Would it be awful to have spent years writing a poem only

to discover it is over a cobweb?  I intended to write on
the tangled skeins of transmissions from sexual acts (I in-

tended to pluck from the narrative of Nigel Cawthorne’s
amusing and amused book, SEX LIVES of the GREAT

ARTISTS.)  But haven’t we all noticed by now that history
may be a circular matter rather than a linear progression?

Cobweb. Hamahakquivergo.  Well, let’s clear the throat
and continue:  I like what I hear about Titian as a lover

for he seemed kind.  Have we all not been children once?
Why is Kindness such an underrated virtue?”  (4-5)

Why indeed?

“The Erotic Life of Art” is an extraordinary vortex of concerns, an impeccable “Pow-em.”  I would encourage you to enter it and linger as long as you can.


  1. I look forward to reading this.

    Tom - I haven't forgotten to mail the thing I was supposed to mail you -- and will do so soon.

  2. I only saw this now, Tom, ten days after posting, but here goes anyway.

    As it happens, the way (y)our good doctor knows, or spells, 'cobweb' in Finnish is quite intriguing. First of all, there's no 'q' in our language. And secondly, although we have a 'g', we wouldn't use it this way. I'm not getting into specifics of that, but it seems to me Dr W. never actually saw the word in writing. Instead, he's trying to imitate what he heard. What was probably said is, obviously, "hämähäkkiverkko." (See, to produce a hard (double) K-sound we just put two k's in a row.)

    Then again, not even that is quite right. Basically, to produce that compound word for cobweb we put together the words 'hämähäkki'(spider) and 'verkko' (web). But, actually, in this case we need a genetive! So, finally, the proper formulation would be 'hämähäkinverkko', where the 'n' in the middle signifies the correct case. (It's like saying 'cob's web' instead of 'cobweb'.) And no, losing the other double K is not a spelling mistake but a small peculiarity of the way Finnish works.

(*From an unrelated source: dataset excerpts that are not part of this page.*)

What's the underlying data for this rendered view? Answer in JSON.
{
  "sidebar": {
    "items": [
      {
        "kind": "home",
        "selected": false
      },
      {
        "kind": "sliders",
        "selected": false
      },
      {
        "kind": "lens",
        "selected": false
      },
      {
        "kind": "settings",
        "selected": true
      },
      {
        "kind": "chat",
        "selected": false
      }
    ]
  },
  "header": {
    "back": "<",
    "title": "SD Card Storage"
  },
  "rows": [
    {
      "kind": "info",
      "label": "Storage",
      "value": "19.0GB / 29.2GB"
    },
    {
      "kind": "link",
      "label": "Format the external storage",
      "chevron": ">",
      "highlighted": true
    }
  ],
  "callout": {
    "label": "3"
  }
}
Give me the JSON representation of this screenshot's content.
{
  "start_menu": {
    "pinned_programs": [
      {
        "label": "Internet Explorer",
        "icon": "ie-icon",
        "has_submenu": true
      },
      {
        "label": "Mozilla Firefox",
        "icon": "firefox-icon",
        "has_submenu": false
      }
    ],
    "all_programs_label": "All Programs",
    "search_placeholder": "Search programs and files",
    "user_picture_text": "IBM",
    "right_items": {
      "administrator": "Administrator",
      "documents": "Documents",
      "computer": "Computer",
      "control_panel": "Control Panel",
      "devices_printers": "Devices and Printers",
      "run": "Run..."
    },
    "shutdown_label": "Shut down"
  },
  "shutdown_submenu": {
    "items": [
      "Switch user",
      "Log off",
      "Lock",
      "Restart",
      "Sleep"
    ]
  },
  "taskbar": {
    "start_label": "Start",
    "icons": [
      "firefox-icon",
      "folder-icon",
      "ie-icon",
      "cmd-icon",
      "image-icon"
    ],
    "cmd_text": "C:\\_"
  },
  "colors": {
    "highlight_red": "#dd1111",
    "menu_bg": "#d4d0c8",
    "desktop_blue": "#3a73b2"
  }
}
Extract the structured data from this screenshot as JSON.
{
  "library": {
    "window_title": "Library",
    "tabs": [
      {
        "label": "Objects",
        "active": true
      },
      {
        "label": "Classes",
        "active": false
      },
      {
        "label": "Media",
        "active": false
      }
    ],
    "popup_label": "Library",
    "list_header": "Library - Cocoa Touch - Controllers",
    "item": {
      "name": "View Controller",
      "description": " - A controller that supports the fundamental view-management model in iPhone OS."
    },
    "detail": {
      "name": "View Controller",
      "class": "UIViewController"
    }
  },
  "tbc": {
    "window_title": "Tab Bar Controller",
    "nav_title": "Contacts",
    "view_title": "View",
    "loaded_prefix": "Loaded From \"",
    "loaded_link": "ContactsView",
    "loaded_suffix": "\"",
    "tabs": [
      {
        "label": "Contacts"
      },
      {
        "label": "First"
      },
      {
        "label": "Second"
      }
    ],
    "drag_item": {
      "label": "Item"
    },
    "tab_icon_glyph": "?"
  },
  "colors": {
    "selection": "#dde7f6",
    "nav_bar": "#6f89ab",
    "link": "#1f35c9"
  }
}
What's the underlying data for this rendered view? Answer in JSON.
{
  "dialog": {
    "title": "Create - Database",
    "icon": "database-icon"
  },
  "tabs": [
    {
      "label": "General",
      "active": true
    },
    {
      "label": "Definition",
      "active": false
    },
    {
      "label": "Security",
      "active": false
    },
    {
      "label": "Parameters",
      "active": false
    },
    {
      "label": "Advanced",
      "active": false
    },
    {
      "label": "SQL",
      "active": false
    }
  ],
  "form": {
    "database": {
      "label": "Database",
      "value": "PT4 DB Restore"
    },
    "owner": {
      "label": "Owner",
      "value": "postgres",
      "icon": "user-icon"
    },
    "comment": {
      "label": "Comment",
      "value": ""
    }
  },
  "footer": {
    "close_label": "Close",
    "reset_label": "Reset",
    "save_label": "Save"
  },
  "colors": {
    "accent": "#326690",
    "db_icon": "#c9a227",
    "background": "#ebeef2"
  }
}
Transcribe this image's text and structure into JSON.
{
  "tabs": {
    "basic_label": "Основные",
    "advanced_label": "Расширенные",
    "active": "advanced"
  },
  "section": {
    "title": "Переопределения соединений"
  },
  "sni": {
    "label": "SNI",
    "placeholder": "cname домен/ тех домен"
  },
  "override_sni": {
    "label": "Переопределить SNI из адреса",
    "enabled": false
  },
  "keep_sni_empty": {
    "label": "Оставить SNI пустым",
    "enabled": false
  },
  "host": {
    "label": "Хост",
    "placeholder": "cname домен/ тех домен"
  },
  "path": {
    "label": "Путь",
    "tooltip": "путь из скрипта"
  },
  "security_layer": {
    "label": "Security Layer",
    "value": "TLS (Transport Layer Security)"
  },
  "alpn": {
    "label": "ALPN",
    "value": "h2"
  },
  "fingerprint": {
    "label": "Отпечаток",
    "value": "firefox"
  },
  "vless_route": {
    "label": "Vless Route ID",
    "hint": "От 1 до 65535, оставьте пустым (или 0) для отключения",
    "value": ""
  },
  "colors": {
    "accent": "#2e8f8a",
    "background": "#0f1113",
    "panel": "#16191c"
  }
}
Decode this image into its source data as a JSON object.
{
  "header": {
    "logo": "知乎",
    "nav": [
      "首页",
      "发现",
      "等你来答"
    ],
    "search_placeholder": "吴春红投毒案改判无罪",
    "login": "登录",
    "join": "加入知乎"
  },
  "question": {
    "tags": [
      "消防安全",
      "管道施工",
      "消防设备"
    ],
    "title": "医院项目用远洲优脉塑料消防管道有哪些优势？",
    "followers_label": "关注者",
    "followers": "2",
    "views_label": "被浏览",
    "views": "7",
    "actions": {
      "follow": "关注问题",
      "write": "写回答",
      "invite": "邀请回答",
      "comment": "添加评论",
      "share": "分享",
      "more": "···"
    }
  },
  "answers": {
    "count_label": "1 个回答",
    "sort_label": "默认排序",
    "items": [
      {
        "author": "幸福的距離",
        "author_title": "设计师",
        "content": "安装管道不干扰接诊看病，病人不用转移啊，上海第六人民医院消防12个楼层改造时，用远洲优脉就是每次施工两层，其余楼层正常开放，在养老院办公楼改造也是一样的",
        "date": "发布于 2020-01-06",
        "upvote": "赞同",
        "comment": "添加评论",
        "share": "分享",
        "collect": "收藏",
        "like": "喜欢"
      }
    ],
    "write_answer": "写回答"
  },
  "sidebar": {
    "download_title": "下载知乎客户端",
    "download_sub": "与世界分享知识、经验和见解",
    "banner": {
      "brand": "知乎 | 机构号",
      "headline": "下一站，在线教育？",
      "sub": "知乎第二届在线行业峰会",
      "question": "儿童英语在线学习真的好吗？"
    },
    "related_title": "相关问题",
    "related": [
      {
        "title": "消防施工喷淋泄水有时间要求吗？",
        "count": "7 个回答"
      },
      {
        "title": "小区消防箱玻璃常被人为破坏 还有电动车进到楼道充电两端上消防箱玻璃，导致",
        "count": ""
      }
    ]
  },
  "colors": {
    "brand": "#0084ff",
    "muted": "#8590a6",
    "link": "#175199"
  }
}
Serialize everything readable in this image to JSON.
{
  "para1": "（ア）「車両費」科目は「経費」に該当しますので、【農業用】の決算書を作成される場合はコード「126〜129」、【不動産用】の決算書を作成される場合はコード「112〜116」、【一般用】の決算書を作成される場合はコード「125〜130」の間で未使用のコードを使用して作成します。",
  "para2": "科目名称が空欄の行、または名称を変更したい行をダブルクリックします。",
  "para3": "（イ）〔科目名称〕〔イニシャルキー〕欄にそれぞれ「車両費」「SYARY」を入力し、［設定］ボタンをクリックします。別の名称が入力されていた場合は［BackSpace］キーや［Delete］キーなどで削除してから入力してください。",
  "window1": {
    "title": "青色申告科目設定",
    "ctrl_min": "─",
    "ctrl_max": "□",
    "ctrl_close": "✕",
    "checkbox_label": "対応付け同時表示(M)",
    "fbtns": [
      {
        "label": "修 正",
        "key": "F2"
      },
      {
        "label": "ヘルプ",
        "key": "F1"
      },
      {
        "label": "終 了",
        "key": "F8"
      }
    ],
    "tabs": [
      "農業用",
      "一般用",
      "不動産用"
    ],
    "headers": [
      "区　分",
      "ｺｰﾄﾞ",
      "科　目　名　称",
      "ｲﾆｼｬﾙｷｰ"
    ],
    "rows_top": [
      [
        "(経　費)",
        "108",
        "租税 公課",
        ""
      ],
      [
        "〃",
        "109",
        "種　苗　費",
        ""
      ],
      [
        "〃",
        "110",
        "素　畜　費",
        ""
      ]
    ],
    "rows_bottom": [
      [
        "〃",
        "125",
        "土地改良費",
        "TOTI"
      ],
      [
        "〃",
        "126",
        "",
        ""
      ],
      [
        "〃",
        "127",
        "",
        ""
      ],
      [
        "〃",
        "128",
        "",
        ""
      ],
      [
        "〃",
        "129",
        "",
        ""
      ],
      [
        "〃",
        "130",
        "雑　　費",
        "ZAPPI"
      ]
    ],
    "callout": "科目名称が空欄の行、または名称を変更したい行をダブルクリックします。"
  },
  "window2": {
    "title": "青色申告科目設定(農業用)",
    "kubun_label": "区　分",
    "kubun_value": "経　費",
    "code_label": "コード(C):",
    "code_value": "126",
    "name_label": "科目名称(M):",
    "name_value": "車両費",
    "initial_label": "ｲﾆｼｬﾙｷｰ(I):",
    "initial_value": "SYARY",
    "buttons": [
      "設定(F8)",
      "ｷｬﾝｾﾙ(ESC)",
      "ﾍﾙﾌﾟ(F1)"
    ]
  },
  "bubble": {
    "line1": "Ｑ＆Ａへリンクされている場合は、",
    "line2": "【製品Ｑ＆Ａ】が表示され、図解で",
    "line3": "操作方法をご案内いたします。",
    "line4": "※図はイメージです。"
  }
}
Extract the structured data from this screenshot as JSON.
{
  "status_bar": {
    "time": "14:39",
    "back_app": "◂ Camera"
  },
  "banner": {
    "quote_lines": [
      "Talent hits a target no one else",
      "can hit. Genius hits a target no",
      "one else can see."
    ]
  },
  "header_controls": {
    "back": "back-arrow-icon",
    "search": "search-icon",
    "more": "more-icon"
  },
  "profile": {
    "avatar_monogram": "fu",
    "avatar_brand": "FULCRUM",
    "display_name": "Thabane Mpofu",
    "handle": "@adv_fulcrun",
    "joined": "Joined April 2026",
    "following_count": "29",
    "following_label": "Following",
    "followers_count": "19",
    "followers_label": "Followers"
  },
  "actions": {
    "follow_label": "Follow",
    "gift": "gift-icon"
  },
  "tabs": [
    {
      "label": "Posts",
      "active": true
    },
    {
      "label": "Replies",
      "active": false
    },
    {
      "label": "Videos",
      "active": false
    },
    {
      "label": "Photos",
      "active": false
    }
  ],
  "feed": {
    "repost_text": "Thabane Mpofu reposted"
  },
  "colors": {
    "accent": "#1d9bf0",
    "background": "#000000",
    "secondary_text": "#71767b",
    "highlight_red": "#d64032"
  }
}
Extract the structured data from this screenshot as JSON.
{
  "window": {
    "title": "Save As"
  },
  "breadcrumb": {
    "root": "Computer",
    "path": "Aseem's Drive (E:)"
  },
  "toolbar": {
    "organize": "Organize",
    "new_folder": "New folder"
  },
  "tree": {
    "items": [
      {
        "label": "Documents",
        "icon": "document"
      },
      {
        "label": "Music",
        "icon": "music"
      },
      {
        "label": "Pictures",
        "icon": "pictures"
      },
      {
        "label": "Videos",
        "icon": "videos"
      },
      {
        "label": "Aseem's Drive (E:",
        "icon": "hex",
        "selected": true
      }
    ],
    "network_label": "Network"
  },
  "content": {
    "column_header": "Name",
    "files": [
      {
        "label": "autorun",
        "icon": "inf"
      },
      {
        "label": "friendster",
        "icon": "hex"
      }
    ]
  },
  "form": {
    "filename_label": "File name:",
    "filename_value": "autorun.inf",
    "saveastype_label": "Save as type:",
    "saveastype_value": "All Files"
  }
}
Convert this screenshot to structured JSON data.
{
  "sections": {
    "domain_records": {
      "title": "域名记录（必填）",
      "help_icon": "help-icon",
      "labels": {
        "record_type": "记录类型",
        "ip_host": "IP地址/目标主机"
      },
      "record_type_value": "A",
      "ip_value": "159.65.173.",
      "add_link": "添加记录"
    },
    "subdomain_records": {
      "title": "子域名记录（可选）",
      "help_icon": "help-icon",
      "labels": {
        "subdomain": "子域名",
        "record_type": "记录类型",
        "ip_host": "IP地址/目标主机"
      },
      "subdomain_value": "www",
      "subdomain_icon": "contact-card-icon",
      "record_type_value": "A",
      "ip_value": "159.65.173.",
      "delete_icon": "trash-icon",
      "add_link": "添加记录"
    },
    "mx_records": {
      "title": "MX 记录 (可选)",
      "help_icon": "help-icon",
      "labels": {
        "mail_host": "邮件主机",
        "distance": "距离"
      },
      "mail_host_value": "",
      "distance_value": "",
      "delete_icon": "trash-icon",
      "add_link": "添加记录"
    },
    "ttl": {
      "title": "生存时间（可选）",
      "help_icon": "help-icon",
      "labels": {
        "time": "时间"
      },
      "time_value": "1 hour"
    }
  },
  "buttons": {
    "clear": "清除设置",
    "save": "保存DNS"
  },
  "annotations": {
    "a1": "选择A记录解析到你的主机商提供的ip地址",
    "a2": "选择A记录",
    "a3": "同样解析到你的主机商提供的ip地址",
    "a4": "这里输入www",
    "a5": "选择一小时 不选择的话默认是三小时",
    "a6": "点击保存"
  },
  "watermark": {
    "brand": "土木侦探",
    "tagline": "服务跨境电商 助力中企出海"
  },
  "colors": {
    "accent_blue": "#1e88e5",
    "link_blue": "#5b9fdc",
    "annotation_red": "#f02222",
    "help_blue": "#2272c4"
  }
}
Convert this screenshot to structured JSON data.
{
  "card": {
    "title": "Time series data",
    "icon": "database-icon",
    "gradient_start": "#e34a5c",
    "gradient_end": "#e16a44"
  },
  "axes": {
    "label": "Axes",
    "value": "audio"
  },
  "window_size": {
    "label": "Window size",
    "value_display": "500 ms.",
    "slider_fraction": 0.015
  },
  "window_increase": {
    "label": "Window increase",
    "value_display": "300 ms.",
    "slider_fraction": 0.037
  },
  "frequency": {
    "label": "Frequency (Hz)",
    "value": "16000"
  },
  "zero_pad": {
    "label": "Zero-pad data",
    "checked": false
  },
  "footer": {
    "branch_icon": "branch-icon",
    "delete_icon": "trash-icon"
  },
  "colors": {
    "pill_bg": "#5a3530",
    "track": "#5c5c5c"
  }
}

    How's that sound, or look, to you?

  3. That said, I must admit Dr Williams did amazingly well, getting it almost right.

  4. Thanks, Karri. I had a feeling that you would have something to say about that silky signifier.

  5. Interesting -- that (silky) slipperiness of language.

    Thanks Karri,
    p.s. the typo might not be the good doctor's but his biographer from whose book I cited ... must check...

  6. Come to think of it: In our present spelling system, the hard K-sound is always done with a 'k' (either singled or doubled). However, in archaic forms, say, in texts written a few hundred years ago, you could find instances where a 'g', or even a 'q', would be used instead. I strongly suspect, though, that Dr W. had been privy (or privvy!) to such usages. Then you nevver knough, do ya? He may, or may not, have play-yed wiff oss. (The last word is "us" in Swedish.)

  7. I mean, look at English: silent g's, and silky eiches, all over the place. Vanish nighght and let there be lighght!